A apreensão do celular de Bolsonaro, de um dos filhos, Carlos Bolsonaro (Republicanos-RJ), além do depoimento do presidente, foram requisitados pelos deputados federais Gleisi Hoffmann e Rui Falcão, ambos do PT, e pelas bancadas do PDT, PSB E PV.
No governo, é dado como certo que o procurador-geral da República, Augusto Aras, deverá opinar pelo arquivamento das notícias-crimes, mas isso não impediu que Heleno divulgasse a nota em tom de ameaça.
“O Gabinete de Segurança Institucional da Presidência alerta as autoridades constituídas que tal atitude é uma evidente tentativa de comprometer a harmonia entre os poderes e poderá ter consequências imprevisíveis para a estabilidade nacional”, diz Heleno, em nota publicada nas redes sociais. O Estadão apurou que a divulgação da nota foi acertada, além do presidente, com os demais ministros-generais do Palácio do Planalto.
Políticos reagem
A nota de Heleno gerou repercussões imediatas no mundo político. O deputado federal Eduardo Bolsonaro (PSL-SP), filho do presidente, replicou a publicação do ministro e escreveu "Selva", jargão militar. A deputada Carla Zambelli (PSL-SP) também endossou a publicação de Mourão. "Parabéns, @gen_heleno. Tamo juntos"".
O governador de São Paulo, João Doria (PSDB), classificou a fala de Heleno como uma "ameaça". "É inaceitável a ameaça desrespeitosa e autoritária da nota divulgada pelo Gabinete de Segurança Institucional da Presidência da República. A sociedade brasileira repudia qualquer tentativa de ataque à democracia", disse, em um tweet.
O governador do Maranhão, Flávio Dino (PCdoB), escreveu que a nota do ministro é uma ameaça ao STF. "Na República, nenhuma autoridade está imune a investigações ou acima da Lei. E na democracia não existe tutela militar sobre os Poderes constitucionais", escreveu.
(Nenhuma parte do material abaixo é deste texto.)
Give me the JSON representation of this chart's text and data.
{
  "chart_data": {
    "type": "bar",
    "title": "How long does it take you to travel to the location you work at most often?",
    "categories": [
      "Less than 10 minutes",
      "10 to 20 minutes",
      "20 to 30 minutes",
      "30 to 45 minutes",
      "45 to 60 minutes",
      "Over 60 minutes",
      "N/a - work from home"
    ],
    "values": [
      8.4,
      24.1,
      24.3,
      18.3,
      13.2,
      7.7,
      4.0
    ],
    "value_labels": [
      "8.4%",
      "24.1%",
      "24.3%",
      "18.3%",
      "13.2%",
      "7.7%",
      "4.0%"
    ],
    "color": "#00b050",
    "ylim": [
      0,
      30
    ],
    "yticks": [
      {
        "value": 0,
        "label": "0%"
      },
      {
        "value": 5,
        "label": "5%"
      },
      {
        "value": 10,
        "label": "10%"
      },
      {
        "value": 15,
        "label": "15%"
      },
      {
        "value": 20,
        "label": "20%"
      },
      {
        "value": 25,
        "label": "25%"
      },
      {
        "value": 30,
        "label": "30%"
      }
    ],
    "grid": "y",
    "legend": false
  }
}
O vice-presidente nacional do Cidadania, deputado federal Rubens Bueno (PR), rechaçou nesta sexta-feira a postura do ministro do Gabinete de Segurança Institucional (GSI), general Augusto Heleno, que afirmou nesta sexta-feira por meio de nota que a eventual apreensão do celular do presidente Jair Bolsonaro seria “inconcebível” e teria “consequências imprevisíveis para a estabilidade nacional”.
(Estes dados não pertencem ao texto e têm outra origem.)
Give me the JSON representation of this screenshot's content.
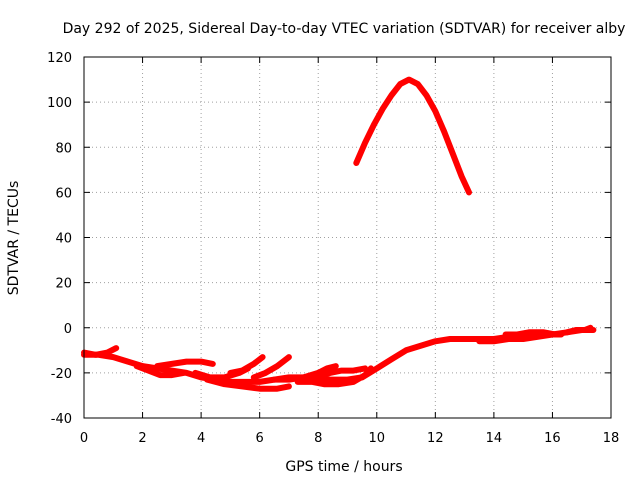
{
  "chart_data": {
    "type": "scatter",
    "title": "Day 292 of 2025, Sidereal Day-to-day VTEC variation (SDTVAR) for receiver alby",
    "xlabel": "GPS time / hours",
    "ylabel": "SDTVAR / TECUs",
    "xlim": [
      0,
      18
    ],
    "ylim": [
      -40,
      120
    ],
    "xticks": [
      0,
      2,
      4,
      6,
      8,
      10,
      12,
      14,
      16,
      18
    ],
    "yticks": [
      -40,
      -20,
      0,
      20,
      40,
      60,
      80,
      100,
      120
    ],
    "grid": true,
    "color": "#ff0000",
    "series": [
      {
        "name": "arc-high",
        "points": [
          [
            9.3,
            73
          ],
          [
            9.6,
            82
          ],
          [
            9.9,
            90
          ],
          [
            10.2,
            97
          ],
          [
            10.5,
            103
          ],
          [
            10.8,
            108
          ],
          [
            11.1,
            110
          ],
          [
            11.4,
            108
          ],
          [
            11.7,
            103
          ],
          [
            12.0,
            96
          ],
          [
            12.3,
            87
          ],
          [
            12.6,
            77
          ],
          [
            12.9,
            67
          ],
          [
            13.15,
            60
          ]
        ]
      },
      {
        "name": "arc-main",
        "points": [
          [
            0.0,
            -12
          ],
          [
            0.5,
            -12
          ],
          [
            1.0,
            -13
          ],
          [
            1.5,
            -15
          ],
          [
            2.0,
            -17
          ],
          [
            2.5,
            -18
          ],
          [
            3.0,
            -19
          ],
          [
            3.5,
            -20
          ],
          [
            4.0,
            -22
          ],
          [
            4.5,
            -23
          ],
          [
            5.0,
            -24
          ],
          [
            5.5,
            -24
          ],
          [
            6.0,
            -24
          ],
          [
            6.5,
            -23
          ],
          [
            7.0,
            -22
          ],
          [
            7.5,
            -22
          ],
          [
            8.0,
            -23
          ],
          [
            8.5,
            -23
          ],
          [
            9.0,
            -23
          ],
          [
            9.5,
            -22
          ],
          [
            10.0,
            -18
          ],
          [
            10.5,
            -14
          ],
          [
            11.0,
            -10
          ],
          [
            11.5,
            -8
          ],
          [
            12.0,
            -6
          ],
          [
            12.5,
            -5
          ],
          [
            13.0,
            -5
          ],
          [
            13.5,
            -5
          ],
          [
            14.0,
            -5
          ],
          [
            14.5,
            -4
          ],
          [
            15.0,
            -4
          ],
          [
            15.5,
            -3
          ],
          [
            16.0,
            -3
          ],
          [
            16.5,
            -2
          ],
          [
            17.0,
            -1
          ],
          [
            17.4,
            -1
          ]
        ]
      },
      {
        "name": "arc-a",
        "points": [
          [
            0.0,
            -11
          ],
          [
            0.4,
            -12
          ],
          [
            0.8,
            -11
          ],
          [
            1.1,
            -9
          ]
        ]
      },
      {
        "name": "arc-b",
        "points": [
          [
            1.8,
            -17
          ],
          [
            2.2,
            -19
          ],
          [
            2.6,
            -21
          ],
          [
            3.0,
            -21
          ],
          [
            3.4,
            -20
          ]
        ]
      },
      {
        "name": "arc-c",
        "points": [
          [
            2.5,
            -17
          ],
          [
            3.0,
            -16
          ],
          [
            3.5,
            -15
          ],
          [
            4.0,
            -15
          ],
          [
            4.4,
            -16
          ]
        ]
      },
      {
        "name": "arc-d",
        "points": [
          [
            3.8,
            -20
          ],
          [
            4.3,
            -22
          ],
          [
            4.8,
            -22
          ],
          [
            5.3,
            -20
          ],
          [
            5.6,
            -18
          ]
        ]
      },
      {
        "name": "arc-e",
        "points": [
          [
            4.2,
            -23
          ],
          [
            4.8,
            -25
          ],
          [
            5.4,
            -26
          ],
          [
            6.0,
            -27
          ],
          [
            6.6,
            -27
          ],
          [
            7.0,
            -26
          ]
        ]
      },
      {
        "name": "arc-f",
        "points": [
          [
            5.0,
            -20
          ],
          [
            5.4,
            -19
          ],
          [
            5.8,
            -16
          ],
          [
            6.1,
            -13
          ]
        ]
      },
      {
        "name": "arc-g",
        "points": [
          [
            5.8,
            -22
          ],
          [
            6.2,
            -20
          ],
          [
            6.6,
            -17
          ],
          [
            7.0,
            -13
          ]
        ]
      },
      {
        "name": "arc-h",
        "points": [
          [
            6.5,
            -23
          ],
          [
            7.0,
            -23
          ],
          [
            7.5,
            -22
          ],
          [
            8.0,
            -20
          ],
          [
            8.3,
            -18
          ],
          [
            8.6,
            -17
          ]
        ]
      },
      {
        "name": "arc-i",
        "points": [
          [
            7.3,
            -24
          ],
          [
            7.8,
            -24
          ],
          [
            8.2,
            -25
          ],
          [
            8.7,
            -25
          ],
          [
            9.2,
            -24
          ],
          [
            9.6,
            -21
          ],
          [
            9.8,
            -18
          ]
        ]
      },
      {
        "name": "arc-j",
        "points": [
          [
            8.0,
            -22
          ],
          [
            8.4,
            -20
          ],
          [
            8.8,
            -19
          ],
          [
            9.2,
            -19
          ],
          [
            9.6,
            -18
          ]
        ]
      },
      {
        "name": "arc-k",
        "points": [
          [
            13.5,
            -6
          ],
          [
            14.0,
            -6
          ],
          [
            14.5,
            -5
          ],
          [
            15.0,
            -5
          ],
          [
            15.5,
            -4
          ],
          [
            16.0,
            -3
          ],
          [
            16.3,
            -3
          ]
        ]
      },
      {
        "name": "arc-l",
        "points": [
          [
            14.4,
            -3
          ],
          [
            14.8,
            -3
          ],
          [
            15.2,
            -2
          ],
          [
            15.7,
            -2
          ],
          [
            16.1,
            -3
          ]
        ]
      },
      {
        "name": "arc-m",
        "points": [
          [
            16.5,
            -2
          ],
          [
            16.8,
            -1
          ],
          [
            17.1,
            -1
          ],
          [
            17.3,
            0
          ]
        ]
      }
    ]
  }
}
"A nota infeliz soou como ameaça e qualquer ameaça a democracia precisa ser rechaçada de imediato. O presidente da República vem reiteradamente atacando as instituições e desafiando o bom senso e a Justiça. Ele não está acima da lei e se um ministro do STF viu indícios de crime, Bolsonaro precisa ser investigado. Ele não está acima da lei", afirmou Rubens Bueno.
A senadora Katia Abreu (Progressistas-TO) disse que o ministro ameaçou a democracia. "Muita ousadia e pretensão", escreveu. Seu colega de Senado Randolfe Rodrigues (Rede-AP) disse que a manifestação de Heleno demonstra "desespero do Planalto diante da divulgação do vídeo da reunião de ministros". Alessandro Vieira (Cidadania-SE) também criticou: "Não cabe ao GSI mandar recados ameaçadores a autoridades em uma democracia".
Candidata derrotada à Presidência em 2018, Marina Silva (Rede) disse que a lei vale para todos. "A ameaça do general Heleno ao STF é gravíssima e extremamente preocupante", escreveu.